טכניון מכון טכנולוגי לישראל
הטכניון מכון טכנולוגי לישראל - בית הספר ללימודי מוסמכים  
Ph.D Thesis
Ph.D StudentBercovici Sivan
SubjectMapping by Admixture Linkage Disequilibrium: New Criteria
and Algorithms
DepartmentDepartment of Computer Science
Supervisor Professor Dan Geiger
Full Thesis textFull thesis text - English Version


Abstract

Much effort has recently been invested in developing methods for determining the ancestral origin of chromosomal segments in admixed individuals. This task is motivated by the study of population history such as bottleneck effects and migration, the assessment of population stratification for adequate adjustment of association studies, and the enhancement of mapping by admixture linkage disequilibrium (MALD). MALD, also known as Admixture Mapping, offers a statistically powerful and economical gene mapping approach used for the identification of genomic regions harboring disease susceptibility genes in the case of recently admixed populations. The method is applicable when the prevalence of a disease is significantly different between the ancestral populations from which the admixed population was formed. When such a disease is studied, admixed individuals carrying the hereditary disease are expected to show an elevated genomic contribution from the ancestral population with the higher prevalence of the disease around the disease gene loci. The MALD method successfully discovered multiple risk alleles for prostate cancer , a disease with a higher incident rate in Africans compared to Europeans, and a candidate locus for end-stage kidney disease in African Americans .

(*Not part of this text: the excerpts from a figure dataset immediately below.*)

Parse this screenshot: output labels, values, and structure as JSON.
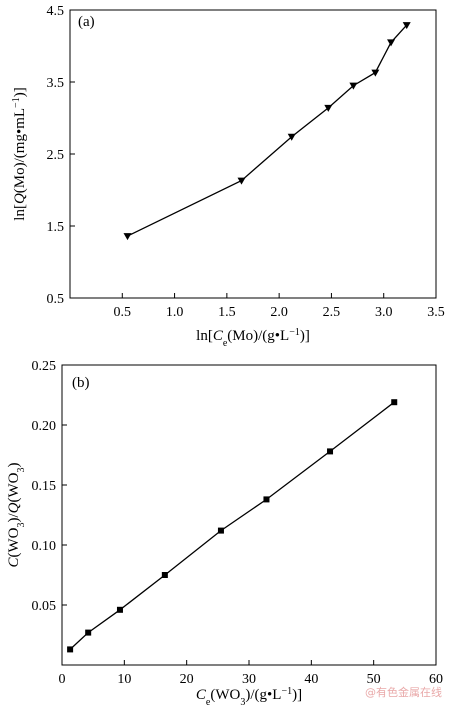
{
  "watermark": "@有色金属在线",
  "chart_data": [
    {
      "type": "line",
      "panel_label": "(a)",
      "marker": "triangle-down",
      "xlim": [
        0,
        3.5
      ],
      "ylim": [
        0.5,
        4.5
      ],
      "xticks": [
        0.5,
        1.0,
        1.5,
        2.0,
        2.5,
        3.0,
        3.5
      ],
      "yticks": [
        0.5,
        1.5,
        2.5,
        3.5,
        4.5
      ],
      "xtick_labels": [
        "0.5",
        "1.0",
        "1.5",
        "2.0",
        "2.5",
        "3.0",
        "3.5"
      ],
      "ytick_labels": [
        "0.5",
        "1.5",
        "2.5",
        "3.5",
        "4.5"
      ],
      "grid": false,
      "series": [
        {
          "x": [
            0.55,
            1.64,
            2.12,
            2.47,
            2.71,
            2.92,
            3.07,
            3.22
          ],
          "y": [
            1.36,
            2.13,
            2.74,
            3.14,
            3.45,
            3.63,
            4.05,
            4.29
          ]
        }
      ]
    },
    {
      "type": "line",
      "panel_label": "(b)",
      "marker": "square",
      "xlim": [
        0,
        60
      ],
      "ylim": [
        0,
        0.25
      ],
      "xticks": [
        10,
        20,
        30,
        40,
        50,
        60
      ],
      "yticks": [
        0.05,
        0.1,
        0.15,
        0.2,
        0.25
      ],
      "xtick_labels": [
        "10",
        "20",
        "30",
        "40",
        "50",
        "60"
      ],
      "ytick_labels": [
        "0.05",
        "0.10",
        "0.15",
        "0.20",
        "0.25"
      ],
      "origin_label": "0",
      "grid": false,
      "series": [
        {
          "x": [
            1.3,
            4.2,
            9.3,
            16.5,
            25.5,
            32.8,
            43.0,
            53.3
          ],
          "y": [
            0.013,
            0.027,
            0.046,
            0.075,
            0.112,
            0.138,
            0.178,
            0.219
          ]
        }
      ]
    }
  ]
}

A MALD study is comprised of three main steps. First, a panel of ancestry informative markers (AIM) that differentiate well between ancestral populations is designed. Next, either cases or both cases and controls are individually genotyped using the AIM panel, and the mosaic of ancestries of each individual is inferred. Finally, the inferred ancestral profiles are scanned in search for an aberration towards the ancestral population with the higher risk, as expected to appear near the disease locus. In our work we address all three steps, offering enhancements and extensions that increase the performance or reduce the cost of such studies. We are motivated by the fact that success in improving these steps is of great medical significance, potentially yielding preventive and therapeutic options for human hereditary diseases.

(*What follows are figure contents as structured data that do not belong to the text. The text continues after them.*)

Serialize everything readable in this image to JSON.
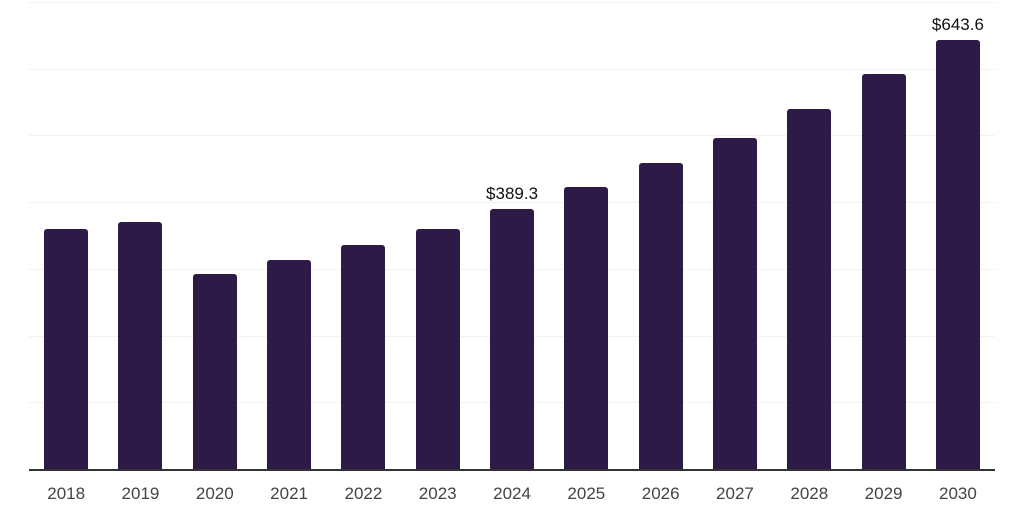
{
  "chart_data": {
    "type": "bar",
    "title": "",
    "xlabel": "",
    "ylabel": "",
    "categories": [
      "2018",
      "2019",
      "2020",
      "2021",
      "2022",
      "2023",
      "2024",
      "2025",
      "2026",
      "2027",
      "2028",
      "2029",
      "2030"
    ],
    "values": [
      360,
      370,
      293,
      314,
      336,
      360,
      389.3,
      423,
      459,
      496,
      540,
      592,
      643.6
    ],
    "bar_labels": [
      "",
      "",
      "",
      "",
      "",
      "",
      "$389.3",
      "",
      "",
      "",
      "",
      "",
      "$643.6"
    ],
    "ylim": [
      0,
      700
    ],
    "gridline_step": 100,
    "grid": "horizontal",
    "legend_position": "none",
    "unit_prefix": "$",
    "bar_color": "#2e1a47",
    "gridline_color": "#f2f2f4",
    "axis_line_color": "#333333",
    "tick_label_color": "#444444",
    "data_label_color": "#111111",
    "background_color": "#ffffff"
  }
}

For the selection of a panel of ancestry informative markers we develop an informationtheory based measure, called EMI (expected mutual information), that computes the impact of a set of biological markers on the ability to infer ancestry at each chromosomal location . While recent marker selection methods focus mainly on the selection of the most informative markers, our measure offers a well balanced selection of markers that takes the genome coverage into consideration. Namely, our method overcomes previous methods’ deficiencies of over-crowded marker regions in information-saturated locations coupled with information "blind spots". We present an effective algorithm for panel selection that strives to maximize the EMI score. Using these tools, we construct panels for the African-American admixed population.

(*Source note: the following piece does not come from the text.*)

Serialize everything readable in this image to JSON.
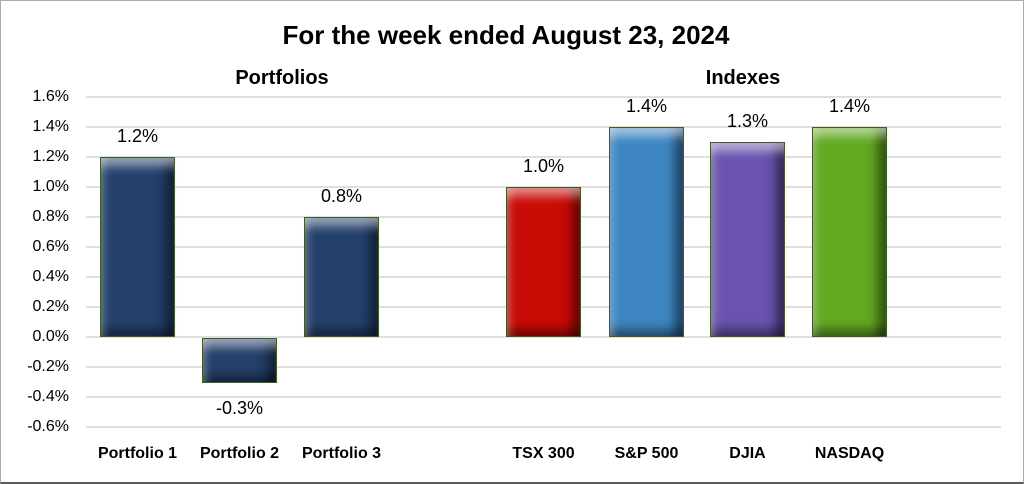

For the ancestry inference stage, we develop a framework that incorporates complex probability models that account for linkage-disequilibrium in the ancestral populations . Contrary to other state-of-the-art methods, this model allows the usage of dense marker panels, increasing the accuracy and directly affecting the performance of MALD. In comparison to previous ancestry inference methods, our method is the first to describe how arbitrary LD models can be used for the task of ancestry inference.

Finally, we develop a novel approach that considerably reduces the genotyping cost of disease studies by applying admixture aberration analysis (AAA) on pooled DNA of affected admixed individuals . Our analysis detects divergence of allele distribution in a pool of samples near a disease locus without the intermediate step of ancestry inference per individual. The inherent aberration in admixture around the disease locus shifts the sampled allele frequencies towards the distribution of the alleles in the ancestry with the higher risk. It is the examination of this shift, evaluated through the estimation of allele frequencies in the pooled sample, that provides the means for our pooled mapping method. Similarly to our work on ancestry inference, AAA accounts for LD in the ancestral populations to allow the use of dense marker panels, further increasing the method’s power.